En octobre 2017, un ‘coup d'État par le haut’ a eu lieu en Espagne, à la suite duquel, en grave violation du droit organique de l'État espagnol, le gouvernement de Catalogne a été déclaré destitué et le parlement démocratiquement élu a été dissous. Les mesures répressives prises par l'Etat espagnol contre la Catalogne entre 2017 et 2022 constituent les plus graves violations des droits de l'homme en Europe occidentale depuis des décennies. L'Union européenne a détourné le regard, se montrant ainsi indifférente et désintéressée face aux graves violations des droits de l'homme commises à l'encontre du peuple catalan et de nombreux Catalans.
Le président légitime de la Catalogne, Carles Puigdemont, légitimé démocratiquement, mais illégalement privé de ses droits par l'Espagne, a été réélu le 5 mars 2022 pour deux ans à la tête du ‘gouvernement en exil’ catalan. Il a obtenu 102 des 121 voix de l'assemblée des délégués et reste à la tête du Conseil pour la République catalane («Consell per la República Catalana»). Dans les semaines à venir, il nommera les membres de son gouvernement en exil et établira, entre autres, un réseau diplomatique dans de nombreux pays.
L'objectif du «Consell per la República» est la mise en œuvre pratique de la déclaration d'indépendance de la Catalogne, déjà juridiquement effective le 27 octobre 2017 par le Parlement catalan, l'achèvement du processus de constitution de la République catalane («República Catalana»), l'internationalisation du conflit entre l'Espagne et la Catalogne et la défense des droits civils et politiques des Catalans contre les multiples mesures de répression de l'État espagnol.
Comme il s'est avéré depuis plusieurs années que l'Espagne n'est pas prête à des négociations sérieuses et que même l'actuelle 'table ronde', la 'table du dialogue', ne semble être qu'une farce cosmétique, le Conseil pour la République catalane est déterminé à rompre unilatéralement et définitivement avec l'Espagne. Les Catalans vont désormais suivre une double voie et utiliser en Catalogne le peu de possibilités que l'Etat espagnol leur laisse dans leur propre pays ; ils prendront désormais des mesures plus importantes à l'étranger.
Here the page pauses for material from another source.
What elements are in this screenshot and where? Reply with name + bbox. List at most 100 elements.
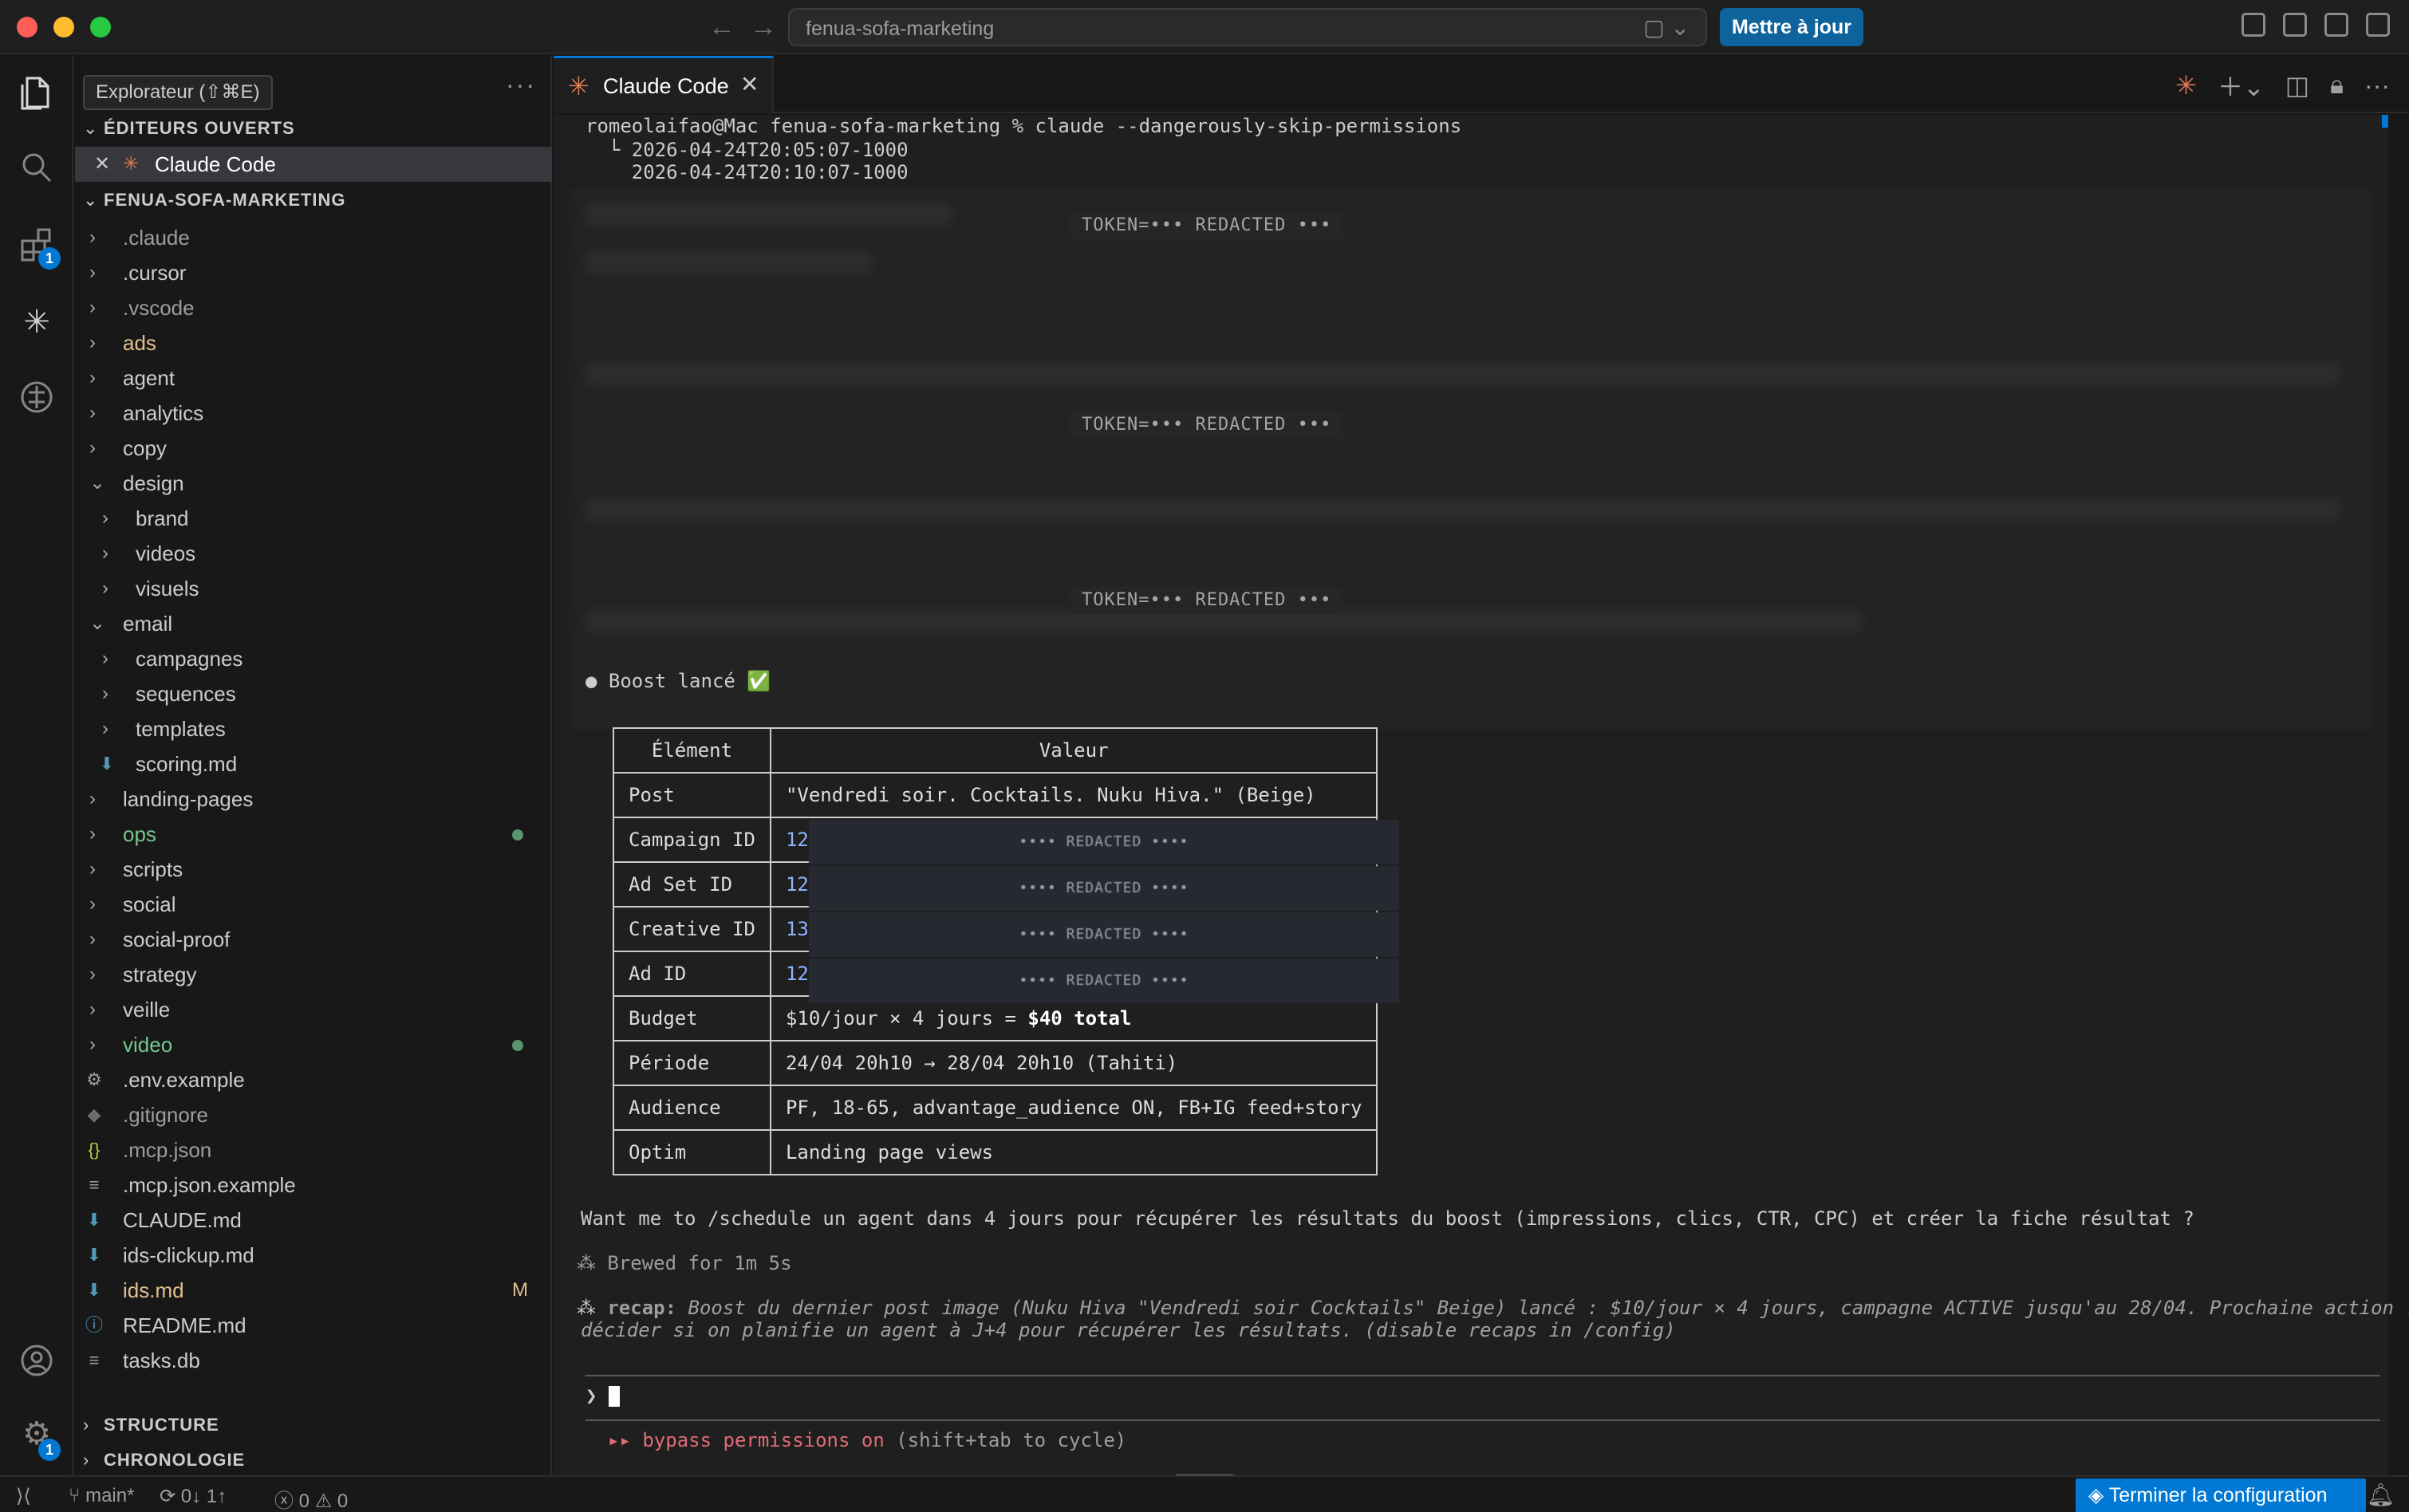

Bien que le Conseil pour la République soit actuellement une association politique privée, pour de nombreux Catalans, c'est l'institution qui doit et qui va faire avancer le processus d'indépendance. Le fait que le président légitime de la Catalogne, bien que destitué par l'Espagne, dirige le Consell per la República — il est également à la tête du parti Junts per Catalunya, qui aspire à la souveraineté de la Catalogne, est représenté au parlement catalan et fait partie du gouvernement catalan — est une manœuvre habile qui profitera à la force de frappe et à la perception internationale du gouvernement catalan.
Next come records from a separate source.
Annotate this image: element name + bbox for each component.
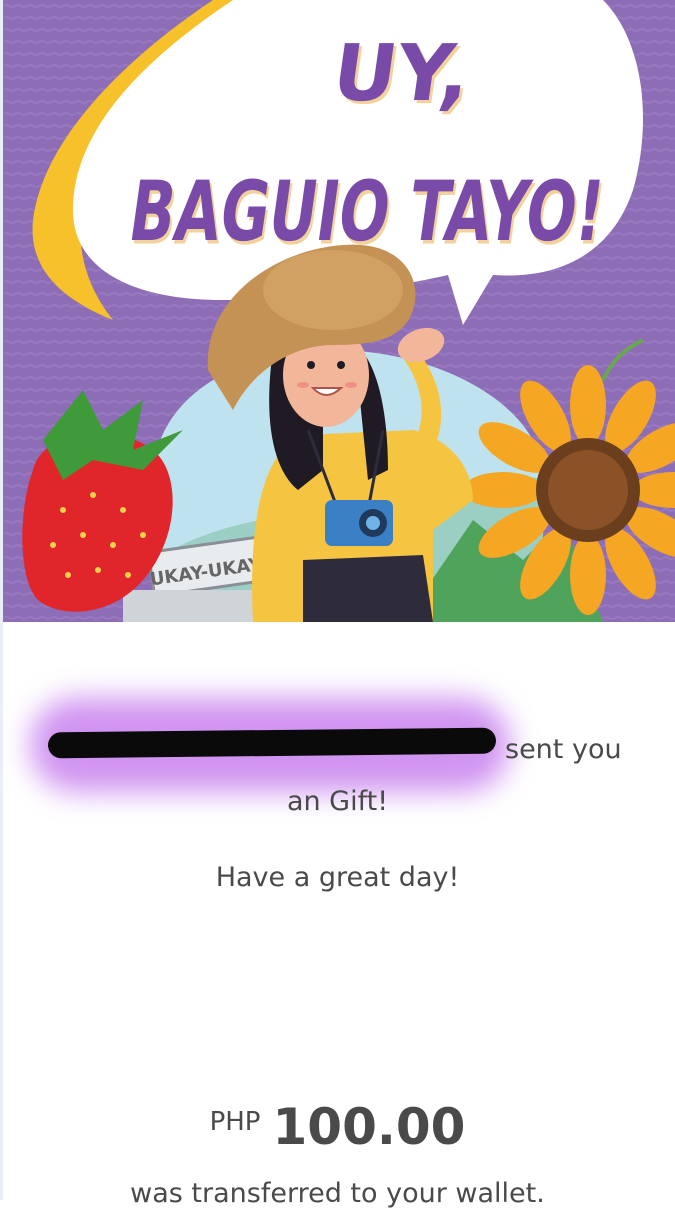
amount-display: PHP 100.00: [0, 1098, 675, 1156]
gift-message-line: an Gift!: [286, 786, 389, 817]
sender-message-suffix: sent you: [505, 734, 622, 765]
redacted-sender-name: [47, 727, 497, 759]
svg-text:UY,: UY,: [327, 28, 476, 119]
greeting-text: Have a great day!: [215, 862, 460, 893]
currency-label: PHP: [209, 1107, 261, 1137]
promo-banner: UY, UY, BAGUIO TAYO! BAGUIO TAYO! UKAY-U…: [3, 0, 675, 622]
amount-value: 100.00: [272, 1098, 466, 1156]
wallet-transfer-text: was transferred to your wallet.: [130, 1178, 545, 1209]
baguio-illustration: UY, UY, BAGUIO TAYO! BAGUIO TAYO! UKAY-U…: [3, 0, 675, 622]
headline-line1: UY, UY,: [327, 28, 479, 122]
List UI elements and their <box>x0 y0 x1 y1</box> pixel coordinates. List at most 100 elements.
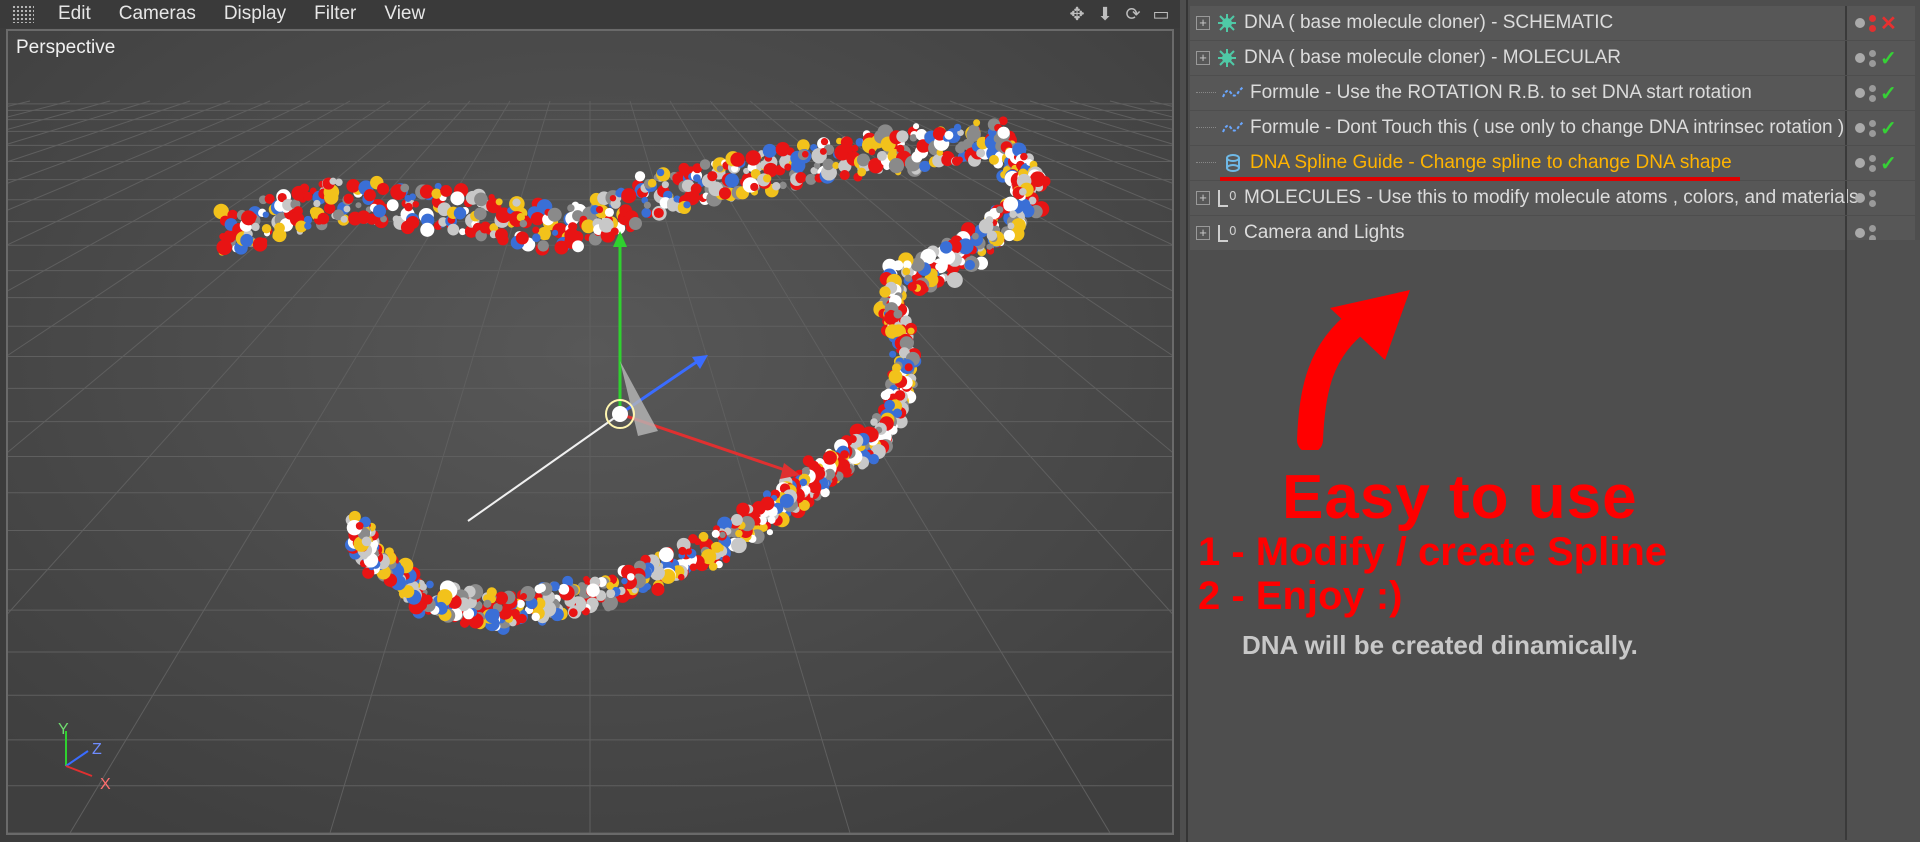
render-visibility-icon[interactable] <box>1869 154 1876 172</box>
atom-sphere <box>935 262 943 271</box>
object-row-camera-lights[interactable]: + 0 Camera and Lights <box>1190 216 1915 250</box>
render-visibility-icon[interactable] <box>1869 14 1876 32</box>
render-visibility-icon[interactable] <box>1869 224 1876 242</box>
atom-sphere <box>771 181 781 191</box>
render-visibility-icon[interactable] <box>1869 49 1876 67</box>
object-flags: ✕ <box>1845 6 1915 40</box>
object-label: Formule - Use the ROTATION R.B. to set D… <box>1250 82 1752 103</box>
object-flags: ✓ <box>1845 41 1915 75</box>
axis-label-y: Y <box>58 721 69 738</box>
object-row-formula-intrinsic[interactable]: Formule - Dont Touch this ( use only to … <box>1190 111 1915 145</box>
atom-sphere <box>453 207 467 220</box>
tree-connector <box>1196 126 1216 130</box>
atom-sphere <box>912 123 920 130</box>
atom-sphere <box>520 593 528 600</box>
atom-sphere <box>552 229 559 236</box>
atom-sphere <box>495 198 503 206</box>
atom-sphere <box>547 207 562 222</box>
atom-sphere <box>968 124 980 136</box>
atom-sphere <box>822 450 837 465</box>
enabled-check-icon[interactable]: ✓ <box>1880 46 1897 71</box>
atom-sphere <box>400 183 410 193</box>
atom-sphere <box>678 546 687 556</box>
render-visibility-icon[interactable] <box>1869 189 1876 207</box>
expand-icon[interactable]: + <box>1196 16 1210 30</box>
atom-sphere <box>731 539 743 552</box>
visibility-dot-icon[interactable] <box>1855 158 1865 168</box>
zoom-view-icon[interactable]: ⬇ <box>1094 3 1116 25</box>
atom-sphere <box>343 205 351 213</box>
maximize-view-icon[interactable]: ▭ <box>1150 3 1172 25</box>
atom-sphere <box>483 599 492 608</box>
visibility-dot-icon[interactable] <box>1855 88 1865 98</box>
enabled-check-icon[interactable]: ✓ <box>1880 116 1897 141</box>
atom-sphere <box>627 573 635 581</box>
atom-sphere <box>677 573 685 581</box>
tree-connector <box>1196 161 1216 165</box>
atom-sphere <box>762 143 777 158</box>
atom-sphere <box>251 222 260 232</box>
enabled-check-icon[interactable]: ✓ <box>1880 151 1897 176</box>
atom-sphere <box>763 174 772 183</box>
visibility-dot-icon[interactable] <box>1855 193 1865 203</box>
expand-icon[interactable]: + <box>1196 191 1210 205</box>
menu-display[interactable]: Display <box>210 3 300 25</box>
atom-sphere <box>420 222 435 237</box>
perspective-viewport[interactable]: Perspective Y Z X <box>6 29 1174 835</box>
render-visibility-icon[interactable] <box>1869 84 1876 102</box>
render-visibility-icon[interactable] <box>1869 119 1876 137</box>
axis-label-z: Z <box>92 741 102 758</box>
atom-sphere <box>896 130 909 143</box>
menu-filter[interactable]: Filter <box>300 3 370 25</box>
object-flags: ✓ <box>1845 111 1915 145</box>
visibility-dot-icon[interactable] <box>1855 53 1865 63</box>
atom-sphere <box>361 536 372 547</box>
axis-label-x: X <box>100 776 111 793</box>
atom-sphere <box>724 173 740 188</box>
atom-sphere <box>964 259 976 271</box>
visibility-dot-icon[interactable] <box>1855 18 1865 28</box>
atom-sphere <box>902 267 911 276</box>
atom-sphere <box>868 148 876 156</box>
atom-sphere <box>261 223 272 234</box>
menu-edit[interactable]: Edit <box>44 3 105 25</box>
atom-sphere <box>447 223 460 236</box>
atom-sphere <box>355 521 364 530</box>
atom-sphere <box>519 219 528 228</box>
panel-grip-icon[interactable] <box>12 5 34 23</box>
object-row-dna-spline-guide[interactable]: DNA Spline Guide - Change spline to chan… <box>1190 146 1915 180</box>
atom-sphere <box>260 237 268 245</box>
visibility-dot-icon[interactable] <box>1855 228 1865 238</box>
object-row-dna-molecular[interactable]: + DNA ( base molecule cloner) - MOLECULA… <box>1190 41 1915 75</box>
object-row-formula-rotation[interactable]: Formule - Use the ROTATION R.B. to set D… <box>1190 76 1915 110</box>
atom-sphere <box>372 204 387 218</box>
panel-divider[interactable] <box>1186 0 1188 842</box>
null-icon: 0 <box>1216 222 1238 244</box>
menu-cameras[interactable]: Cameras <box>105 3 210 25</box>
atom-sphere <box>495 228 508 242</box>
svg-text:0: 0 <box>1229 224 1237 238</box>
rotate-view-icon[interactable]: ⟳ <box>1122 3 1144 25</box>
atom-sphere <box>516 599 525 609</box>
atom-sphere <box>997 126 1010 139</box>
move-view-icon[interactable]: ✥ <box>1066 3 1088 25</box>
object-row-molecules[interactable]: + 0 MOLECULES - Use this to modify molec… <box>1190 181 1915 215</box>
promo-step-1: 1 - Modify / create Spline <box>1198 530 1668 574</box>
atom-sphere <box>680 166 690 176</box>
enabled-check-icon[interactable]: ✓ <box>1880 81 1897 106</box>
expand-icon[interactable]: + <box>1196 51 1210 65</box>
menu-view[interactable]: View <box>370 3 439 25</box>
expand-icon[interactable]: + <box>1196 226 1210 240</box>
atom-sphere <box>240 233 254 247</box>
object-row-dna-schematic[interactable]: + DNA ( base molecule cloner) - SCHEMATI… <box>1190 6 1915 40</box>
disabled-cross-icon[interactable]: ✕ <box>1880 11 1897 36</box>
atom-sphere <box>1020 152 1028 161</box>
atom-sphere <box>730 513 743 526</box>
promo-step-2: 2 - Enjoy :) <box>1198 574 1403 618</box>
atom-sphere <box>532 226 540 234</box>
visibility-dot-icon[interactable] <box>1855 123 1865 133</box>
atom-sphere <box>568 608 578 618</box>
atom-sphere <box>653 207 664 219</box>
atom-sphere <box>497 207 507 216</box>
object-flags <box>1845 181 1915 215</box>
Le droit humain des peuples à l'autodétermination, garanti par le droit contraignant des deux grands pactes des Nations Unies sur les droits de l'homme et transposé dans le droit national de tous les pays signataires, y compris l'Espagne et les pays de l'Union européenne, est pleinement légitime pour la nation catalane.
La création de la République catalane se fait en deux étapes : Tout d'abord, après le référendum du 1er octobre 2017, la déclaration d'indépendance de la Catalogne vis-à-vis de l'Espagne a eu lieu le 27 octobre 2017. Pour être effective, celle-ci n'avait besoin que de la proclamation du parlement catalan, et en aucun cas de l'accord de l'Espagne ou d'autres pays. Il s'agit maintenant de la réaliser et d'établir la République catalane. Le principe de l'unité territoriale de l'Espagne ne s'oppose pas au droit du peuple catalan à l'autodétermination et à la sécession. Le droit international a évolué de manière décisive au 21ème siècle. L'indépendance du Kosovo, déclarée et réalisée contre la volonté de la Serbie, n'a pas enfreint le droit international, comme l'a déclaré la Cour internationale de justice au paragraphe 80 de son «avis consultatif» sur la sécession du Kosovo de la Serbie.
Le droit humain du peuple catalan à l'autodétermination ne dépend que de lui-même. Il n'y a donc pas besoin d'un autre vote ou d'une autre consultation de tous les citoyens de l'Etat espagnol. La Catalogne a déjà fait usage de son droit à l'autodétermination le 27 octobre 2017 et a proclamé son indépendance.
La répression brutale et violente de l'Etat espagnol, qui a tenté de réprimer violemment, mais en vain le référendum précédant l'indépendance, donne en plus aux Catalans le droit à une «sécession réparatrice».
La Catalogne a opté pour la liberté et l'autarcie en octobre 2017 et va achever ce qu'elle a commencé.